"É um povo pacato, que aceita pacificamente as coisas desde que tenha esperança", afiançou, angustiado, mas sem apanhar ninguém de surpresa, Ramalho Eanes sobre os portugueses, por altura das comemorações do 5 de Outubro.
Pergaminhos antigos por culpa dos quais nada caiu na lama.
Independentemente do ângulo, o português é pacato e bem-intencionado. Aceita pacientemente, amocha, aguenta-se.
Iludido, é sossegado, ordeiro, pacífico e bonzinho. Ganhou fama de não estrebuchar, não dar estrilho [por troca directa com a esperança?!].
Capaz de ser bom aluno, de comportamento exemplar, acomoda-se na carteira do fundo para passar despercebido e cala sem consentir, por culpa dos seus brandos costumes.
Mesmo no maior dos desagrados ferve em banho-maria. Rabuja em silêncio. Para dentro.
Vai na onda e alinha com o resto do rebanho. Um cordeirinho que se põe a jeito para os lobos esfaimados à espreita. Ou que acaba, inocente, no matadouro.
Pelo bom jeito o português deixa-se ir ao sabor da melodia. Habituado a afinar sempre pelo mesmo diapasão, trauteando entusiasmado a música de sempre.
Não é de dar murros na mesa ou de a virar. Tem temperamento de monge tibetano.
O português encolhe-se cabisbaixo. Definha sitiado, vivendo em regime de aceitação geral do descalabro reinante. Não se acobarda e é capaz de suar a camisola, mas resigna-se. Não precisa de mais mundos novos, já deu os que tinha a dar. Ocupado a arrumar a casa, Portugal não lhe pertence até pagar as contas. Mas tem costas largas, pele grossa e lombeira de Atlas para o suportar.
É contido nas revoluções, não é insurrecto por natureza, mas por necessidade. Acredita, pueril, até ao fim, contido, não por defeito, mas feitio.
Não é “povão”, é Zé-povinho. Não é chocante dizer que se fica pelo manguito e abdica da contestação organizada.
Pelo menos andam convencidos disso e muito mais. Dão-no como garantido. E aproveitam-se. Acodem pela pacatez geral. Elogiam-lhe a submissão. Castigam o comportamento económico adolescente que os próprios propiciaram. Desesperam ante a possibilidade de mudança. Os demagogos, os miserabilistas, sabujos, os que nos entregam sem luta, os defensores de mais do mesmo, do cortar a direito, os vencedores de ocasião, especuladores do erário público, adoradores do memorando, os que nos representam pelo melhor soldo, os que nos delapidam, os que acham que manifestação sonora não passa de zumbido.
"O povo português revelou-se o melhor do mundo", constatou elogioso o ministro das Finanças, Vítor Gaspar, para estupefacção das bancadas parlamentares que se lhe opõem. Em que pensaria quando o afirmou? Na pacatez habitual?

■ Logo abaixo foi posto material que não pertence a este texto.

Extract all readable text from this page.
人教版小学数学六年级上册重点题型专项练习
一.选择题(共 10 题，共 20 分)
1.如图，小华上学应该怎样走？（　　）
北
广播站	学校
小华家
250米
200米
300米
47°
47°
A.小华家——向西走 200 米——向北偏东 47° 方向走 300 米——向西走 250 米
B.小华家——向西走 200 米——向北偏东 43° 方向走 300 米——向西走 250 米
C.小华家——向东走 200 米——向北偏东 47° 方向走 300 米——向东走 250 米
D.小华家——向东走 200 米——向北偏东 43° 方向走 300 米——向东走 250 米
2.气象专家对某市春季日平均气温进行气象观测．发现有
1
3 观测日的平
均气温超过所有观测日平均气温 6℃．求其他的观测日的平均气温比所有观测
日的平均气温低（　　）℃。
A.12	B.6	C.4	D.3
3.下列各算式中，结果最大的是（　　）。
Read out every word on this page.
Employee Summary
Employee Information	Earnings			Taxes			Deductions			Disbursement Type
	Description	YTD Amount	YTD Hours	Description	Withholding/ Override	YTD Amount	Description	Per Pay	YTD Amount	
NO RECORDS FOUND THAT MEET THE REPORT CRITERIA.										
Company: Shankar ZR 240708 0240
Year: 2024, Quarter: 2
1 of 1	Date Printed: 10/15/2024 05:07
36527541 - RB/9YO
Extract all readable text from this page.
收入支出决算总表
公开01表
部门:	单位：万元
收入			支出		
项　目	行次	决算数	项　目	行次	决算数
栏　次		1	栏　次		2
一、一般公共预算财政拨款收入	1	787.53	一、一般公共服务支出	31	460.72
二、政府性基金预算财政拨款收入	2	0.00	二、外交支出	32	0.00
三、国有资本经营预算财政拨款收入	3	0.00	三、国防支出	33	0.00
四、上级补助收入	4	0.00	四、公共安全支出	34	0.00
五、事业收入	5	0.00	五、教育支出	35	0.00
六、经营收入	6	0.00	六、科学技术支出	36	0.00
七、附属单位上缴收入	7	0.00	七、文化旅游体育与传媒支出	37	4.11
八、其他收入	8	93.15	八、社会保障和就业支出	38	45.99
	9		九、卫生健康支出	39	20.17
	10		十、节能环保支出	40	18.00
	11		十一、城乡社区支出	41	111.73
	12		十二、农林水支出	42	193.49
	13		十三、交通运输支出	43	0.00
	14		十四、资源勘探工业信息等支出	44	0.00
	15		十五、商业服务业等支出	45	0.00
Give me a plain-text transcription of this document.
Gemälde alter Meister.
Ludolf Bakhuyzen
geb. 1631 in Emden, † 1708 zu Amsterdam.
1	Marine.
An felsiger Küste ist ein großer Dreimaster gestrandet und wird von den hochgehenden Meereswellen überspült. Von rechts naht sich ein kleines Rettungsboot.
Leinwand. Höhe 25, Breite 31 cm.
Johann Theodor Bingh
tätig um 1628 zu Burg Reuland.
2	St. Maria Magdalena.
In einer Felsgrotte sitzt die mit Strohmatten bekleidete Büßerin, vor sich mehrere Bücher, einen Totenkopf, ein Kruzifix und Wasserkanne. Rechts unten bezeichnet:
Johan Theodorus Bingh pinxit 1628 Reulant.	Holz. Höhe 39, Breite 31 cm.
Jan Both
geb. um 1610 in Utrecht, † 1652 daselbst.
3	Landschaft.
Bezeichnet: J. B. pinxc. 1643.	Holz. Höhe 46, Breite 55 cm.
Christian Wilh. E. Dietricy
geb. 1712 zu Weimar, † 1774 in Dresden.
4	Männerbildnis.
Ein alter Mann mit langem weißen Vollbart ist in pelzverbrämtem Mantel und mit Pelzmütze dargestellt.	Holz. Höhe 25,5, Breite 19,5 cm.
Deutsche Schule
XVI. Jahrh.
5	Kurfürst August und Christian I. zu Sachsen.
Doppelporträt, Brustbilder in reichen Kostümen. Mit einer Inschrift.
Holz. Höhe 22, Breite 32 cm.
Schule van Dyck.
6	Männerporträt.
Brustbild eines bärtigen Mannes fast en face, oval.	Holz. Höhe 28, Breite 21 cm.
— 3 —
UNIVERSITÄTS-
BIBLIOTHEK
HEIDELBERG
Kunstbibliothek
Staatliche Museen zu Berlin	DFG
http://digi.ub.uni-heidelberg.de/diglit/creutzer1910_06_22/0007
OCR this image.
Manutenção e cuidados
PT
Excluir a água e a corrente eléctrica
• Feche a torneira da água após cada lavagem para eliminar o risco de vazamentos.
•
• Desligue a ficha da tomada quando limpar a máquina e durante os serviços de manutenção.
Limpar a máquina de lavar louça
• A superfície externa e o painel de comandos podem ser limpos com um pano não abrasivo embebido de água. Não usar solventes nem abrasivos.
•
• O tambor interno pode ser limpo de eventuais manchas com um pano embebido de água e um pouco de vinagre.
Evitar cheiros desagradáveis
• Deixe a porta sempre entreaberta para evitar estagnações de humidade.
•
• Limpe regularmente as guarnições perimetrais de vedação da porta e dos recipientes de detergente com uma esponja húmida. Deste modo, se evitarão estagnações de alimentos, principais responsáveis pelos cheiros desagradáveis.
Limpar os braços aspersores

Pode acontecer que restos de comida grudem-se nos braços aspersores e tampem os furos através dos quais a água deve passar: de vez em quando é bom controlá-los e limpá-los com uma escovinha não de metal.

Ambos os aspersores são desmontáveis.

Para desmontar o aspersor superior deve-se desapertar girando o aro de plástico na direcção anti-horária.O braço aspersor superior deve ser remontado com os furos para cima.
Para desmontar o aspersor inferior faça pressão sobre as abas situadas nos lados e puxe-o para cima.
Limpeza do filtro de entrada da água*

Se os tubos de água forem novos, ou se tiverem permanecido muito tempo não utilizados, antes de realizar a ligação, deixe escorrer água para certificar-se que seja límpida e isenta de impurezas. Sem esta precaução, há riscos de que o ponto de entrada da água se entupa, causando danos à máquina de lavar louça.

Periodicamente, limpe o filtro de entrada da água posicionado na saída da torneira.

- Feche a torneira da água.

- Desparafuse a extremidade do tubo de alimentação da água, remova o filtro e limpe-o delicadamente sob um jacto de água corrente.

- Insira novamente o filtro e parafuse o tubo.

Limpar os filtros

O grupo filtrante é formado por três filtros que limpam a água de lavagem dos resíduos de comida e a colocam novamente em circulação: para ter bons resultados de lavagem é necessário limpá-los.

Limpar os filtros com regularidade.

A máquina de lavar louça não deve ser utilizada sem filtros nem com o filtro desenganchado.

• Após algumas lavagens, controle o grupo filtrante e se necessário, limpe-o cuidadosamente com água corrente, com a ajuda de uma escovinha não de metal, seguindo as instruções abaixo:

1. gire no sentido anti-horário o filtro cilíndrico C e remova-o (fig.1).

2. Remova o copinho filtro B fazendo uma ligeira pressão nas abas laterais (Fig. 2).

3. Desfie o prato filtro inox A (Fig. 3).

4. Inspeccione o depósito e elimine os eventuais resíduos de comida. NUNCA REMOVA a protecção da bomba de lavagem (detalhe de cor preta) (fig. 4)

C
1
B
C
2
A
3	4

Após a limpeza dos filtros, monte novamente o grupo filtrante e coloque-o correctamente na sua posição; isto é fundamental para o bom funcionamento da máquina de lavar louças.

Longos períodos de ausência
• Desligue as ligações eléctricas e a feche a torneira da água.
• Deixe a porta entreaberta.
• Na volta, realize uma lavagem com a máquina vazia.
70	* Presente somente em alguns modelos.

Desenganem-se. O povo português sente-se. É filho de boa gente. Sofre. Lança maus-olhados à troika e, caso se justifique, chega a vias de facto com quem o maltrata. Cospe azedume pelos que o desrespeitam e aperta os gasganetes aos cretinos que o menosprezam. Gosta que o ouçam. Detesta orelhas moucas e cabeças enterradas na indiferença.
Portugueses somos todos nós: aqueles a quem lançam areia para os olhos, os que acabam sempre a pagar, precários, a prazo, fora da validade, enxovalhados, empurrados para fora, tributados, desfeiteados, cortados, desempregados, falidos, hipotecados. Descendo, ruidosamente, orgulhosos, avenidas e transbordando nas praças. Convencidos de que a esperança é uma coisa que nos impingem para nos manterem calados. Descontentes, atulhados de promessas e fartos de ser bonzinhos. As alcateias foram surpreendidas pela força dos acontecimentos.
Desiludam-se os que acham o povo português pacato. O português que se resigna é o mesmo que se agiganta ao sentir-se desprezado. O português saturado de austeridade, de se ver tratado como Zé-povinho, distraído do essencial, embalado por conversas de circunstância e discursos inúteis, já não se contenta com manguitos, agita-se, aflito das costas, atarracado, com escolioses insuportáveis de um mundo pesando-lhe em demasia e apercebe-se que isto só lá vai com ovelhas negras, escapando ao grupo e balindo desalinhadas. Um povo de lusíadas intrépidos que tomam por zézinhos.
Tudo o resto é conversa de político. Fiem-se!
O tempo é de ovelhas negras. Fora do trilho.
Essa é pelo menos a minha esperança. Mas, não será a de todos?